We begin by creating the features and collecting them in a matrix $X$. Here, we use the class $\texttt{PolynomialFeatures}$ in $\texttt{src.features.polynomial}$.

In [10]:
x = np.arange(0, 1, 0.05)
y = np.arange(0, 1, 0.05)
x, y = np.meshgrid(x, y)
x, y = x.ravel(), y.ravel()
pf = PolynomialFeatures(5)
X = pf.fit_transform(np.c_[x.reshape((-1, 1)), y.reshape((-1, 1))], ['x', 'y'])
names = pf.names

Now, we create the target values by sampling the Franke Function. By varying the noise term, we obtain three different data sets.

In [11]:
z_no_noise = FrankeFunction(x, y, noise=0, seed=43)
z_some_noise = FrankeFunction(x, y, noise=0.1, seed=43)
z_noisy = FrankeFunction(x, y, noise=0.9, seed=43)

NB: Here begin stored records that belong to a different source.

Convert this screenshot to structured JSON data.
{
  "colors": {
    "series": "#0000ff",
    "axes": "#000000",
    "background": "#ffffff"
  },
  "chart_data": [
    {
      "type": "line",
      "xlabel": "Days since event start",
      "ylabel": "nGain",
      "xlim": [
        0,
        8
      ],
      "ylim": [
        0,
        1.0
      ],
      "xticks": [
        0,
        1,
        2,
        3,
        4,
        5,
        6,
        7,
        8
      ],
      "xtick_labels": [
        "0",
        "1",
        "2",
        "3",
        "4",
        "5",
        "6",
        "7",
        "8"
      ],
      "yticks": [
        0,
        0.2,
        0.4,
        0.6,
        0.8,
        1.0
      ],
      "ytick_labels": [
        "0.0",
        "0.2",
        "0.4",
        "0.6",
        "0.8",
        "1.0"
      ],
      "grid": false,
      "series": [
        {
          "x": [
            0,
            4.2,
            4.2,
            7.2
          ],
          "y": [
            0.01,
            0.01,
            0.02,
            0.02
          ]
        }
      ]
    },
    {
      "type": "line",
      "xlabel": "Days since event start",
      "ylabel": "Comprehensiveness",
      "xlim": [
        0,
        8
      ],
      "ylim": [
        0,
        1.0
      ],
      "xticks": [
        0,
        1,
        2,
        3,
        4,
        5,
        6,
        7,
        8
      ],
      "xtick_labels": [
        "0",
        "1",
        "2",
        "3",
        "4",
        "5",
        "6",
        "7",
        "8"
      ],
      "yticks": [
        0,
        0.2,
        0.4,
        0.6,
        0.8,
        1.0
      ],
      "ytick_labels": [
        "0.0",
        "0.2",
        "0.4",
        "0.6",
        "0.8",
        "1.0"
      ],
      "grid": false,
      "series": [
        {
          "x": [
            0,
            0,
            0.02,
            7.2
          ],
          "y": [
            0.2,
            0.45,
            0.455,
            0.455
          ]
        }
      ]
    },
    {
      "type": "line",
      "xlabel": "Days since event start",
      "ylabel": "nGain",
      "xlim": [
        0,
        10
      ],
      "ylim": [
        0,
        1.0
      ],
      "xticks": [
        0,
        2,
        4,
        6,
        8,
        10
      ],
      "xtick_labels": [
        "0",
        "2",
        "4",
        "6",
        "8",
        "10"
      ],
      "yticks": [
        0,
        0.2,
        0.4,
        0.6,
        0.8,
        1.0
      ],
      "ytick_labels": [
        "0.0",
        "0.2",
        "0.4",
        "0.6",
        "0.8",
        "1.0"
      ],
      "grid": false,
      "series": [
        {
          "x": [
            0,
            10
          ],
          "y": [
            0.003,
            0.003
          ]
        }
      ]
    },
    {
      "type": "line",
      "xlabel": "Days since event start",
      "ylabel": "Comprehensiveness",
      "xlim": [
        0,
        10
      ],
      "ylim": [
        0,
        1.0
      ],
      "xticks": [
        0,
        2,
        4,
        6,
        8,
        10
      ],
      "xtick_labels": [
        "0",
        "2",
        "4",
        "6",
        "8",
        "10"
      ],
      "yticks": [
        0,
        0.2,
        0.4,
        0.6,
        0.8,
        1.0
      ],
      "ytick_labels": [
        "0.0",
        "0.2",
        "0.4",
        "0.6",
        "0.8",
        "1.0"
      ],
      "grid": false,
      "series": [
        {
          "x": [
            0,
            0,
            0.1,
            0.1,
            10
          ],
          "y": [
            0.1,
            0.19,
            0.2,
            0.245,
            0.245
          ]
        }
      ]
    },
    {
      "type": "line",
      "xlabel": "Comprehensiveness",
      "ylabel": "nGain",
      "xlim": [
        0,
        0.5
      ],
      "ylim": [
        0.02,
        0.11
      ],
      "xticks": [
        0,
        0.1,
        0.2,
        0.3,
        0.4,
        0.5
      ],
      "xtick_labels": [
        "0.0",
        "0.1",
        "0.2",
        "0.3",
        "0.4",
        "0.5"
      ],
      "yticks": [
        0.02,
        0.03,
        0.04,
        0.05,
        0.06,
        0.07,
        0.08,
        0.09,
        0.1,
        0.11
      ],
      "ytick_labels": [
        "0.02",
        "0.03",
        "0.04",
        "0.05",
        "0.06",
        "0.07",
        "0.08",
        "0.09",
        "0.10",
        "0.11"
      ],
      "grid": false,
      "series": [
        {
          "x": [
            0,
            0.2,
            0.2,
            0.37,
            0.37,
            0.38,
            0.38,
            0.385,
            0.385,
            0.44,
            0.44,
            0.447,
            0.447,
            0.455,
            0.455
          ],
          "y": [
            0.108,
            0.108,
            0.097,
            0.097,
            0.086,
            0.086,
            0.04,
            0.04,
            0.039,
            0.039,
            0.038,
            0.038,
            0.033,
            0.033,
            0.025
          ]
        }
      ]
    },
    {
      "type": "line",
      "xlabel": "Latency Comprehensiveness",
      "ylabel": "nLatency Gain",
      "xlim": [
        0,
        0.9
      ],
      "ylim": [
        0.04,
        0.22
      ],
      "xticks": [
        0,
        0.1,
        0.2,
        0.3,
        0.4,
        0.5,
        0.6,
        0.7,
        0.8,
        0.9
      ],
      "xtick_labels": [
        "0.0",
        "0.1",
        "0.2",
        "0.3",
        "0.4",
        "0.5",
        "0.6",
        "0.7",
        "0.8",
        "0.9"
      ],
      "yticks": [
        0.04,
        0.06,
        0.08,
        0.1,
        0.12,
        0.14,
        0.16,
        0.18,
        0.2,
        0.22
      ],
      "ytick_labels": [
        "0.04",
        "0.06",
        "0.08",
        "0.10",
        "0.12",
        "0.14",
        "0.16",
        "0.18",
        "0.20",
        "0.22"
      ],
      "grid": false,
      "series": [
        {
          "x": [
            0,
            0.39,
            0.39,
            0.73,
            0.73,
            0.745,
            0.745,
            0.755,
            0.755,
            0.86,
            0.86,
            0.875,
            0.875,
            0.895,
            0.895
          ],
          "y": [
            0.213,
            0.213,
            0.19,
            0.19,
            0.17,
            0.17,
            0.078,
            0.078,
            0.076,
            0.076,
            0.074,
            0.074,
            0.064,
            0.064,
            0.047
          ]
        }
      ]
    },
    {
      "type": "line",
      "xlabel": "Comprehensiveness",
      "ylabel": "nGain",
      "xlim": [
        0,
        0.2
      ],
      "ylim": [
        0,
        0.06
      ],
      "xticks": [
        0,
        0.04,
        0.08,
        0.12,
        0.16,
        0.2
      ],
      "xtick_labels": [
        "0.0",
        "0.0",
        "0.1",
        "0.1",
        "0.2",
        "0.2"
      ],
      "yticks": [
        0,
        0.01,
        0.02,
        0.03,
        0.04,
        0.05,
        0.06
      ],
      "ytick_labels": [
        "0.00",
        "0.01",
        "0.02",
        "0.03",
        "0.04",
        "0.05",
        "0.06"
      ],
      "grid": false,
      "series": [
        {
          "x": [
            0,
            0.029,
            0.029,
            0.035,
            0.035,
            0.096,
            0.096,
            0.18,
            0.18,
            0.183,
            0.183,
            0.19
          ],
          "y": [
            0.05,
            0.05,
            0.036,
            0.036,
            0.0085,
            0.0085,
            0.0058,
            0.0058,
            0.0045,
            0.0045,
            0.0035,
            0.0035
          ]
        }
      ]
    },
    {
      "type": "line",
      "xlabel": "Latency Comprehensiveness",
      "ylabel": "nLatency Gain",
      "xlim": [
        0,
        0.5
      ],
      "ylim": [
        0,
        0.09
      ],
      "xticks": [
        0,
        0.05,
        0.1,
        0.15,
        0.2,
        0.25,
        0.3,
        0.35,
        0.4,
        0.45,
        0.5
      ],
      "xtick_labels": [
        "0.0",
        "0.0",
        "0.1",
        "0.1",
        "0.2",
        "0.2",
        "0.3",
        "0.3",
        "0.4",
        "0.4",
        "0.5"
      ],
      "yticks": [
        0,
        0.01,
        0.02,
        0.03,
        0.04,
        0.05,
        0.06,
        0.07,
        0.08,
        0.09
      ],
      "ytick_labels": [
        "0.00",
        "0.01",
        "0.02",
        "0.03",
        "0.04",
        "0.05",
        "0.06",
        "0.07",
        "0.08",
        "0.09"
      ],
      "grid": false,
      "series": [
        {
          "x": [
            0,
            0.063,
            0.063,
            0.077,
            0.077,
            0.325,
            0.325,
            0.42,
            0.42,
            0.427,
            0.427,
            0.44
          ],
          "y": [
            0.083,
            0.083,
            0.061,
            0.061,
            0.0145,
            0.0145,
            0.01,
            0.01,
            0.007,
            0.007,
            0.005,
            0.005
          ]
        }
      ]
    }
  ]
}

Finally, we create $\texttt{.csv}$ files containing the three datasets. Of course, the data could easily be generated on the fly as needed, but I choose to save them to file at this point in order to ensure that our subsequent work will be on those three datasets and nothing else.

In [12]:
df_X = pd.DataFrame(X, columns=names)
df_z_no_noise = pd.DataFrame(z_no_noise.reshape((-1, 1)))
df_z_some_noise = pd.DataFrame(z_some_noise.reshape((-1, 1)))
df_z_noisy = pd.DataFrame(z_noisy.reshape((-1, 1)))
df_X.to_csv('../data/generated/X.csv')
df_z_no_noise.to_csv('../data/generated/no_noise.csv')
df_z_some_noise.to_csv('../data/generated/some_noise.csv')
df_z_noisy.to_csv('../data/generated/noisy.csv')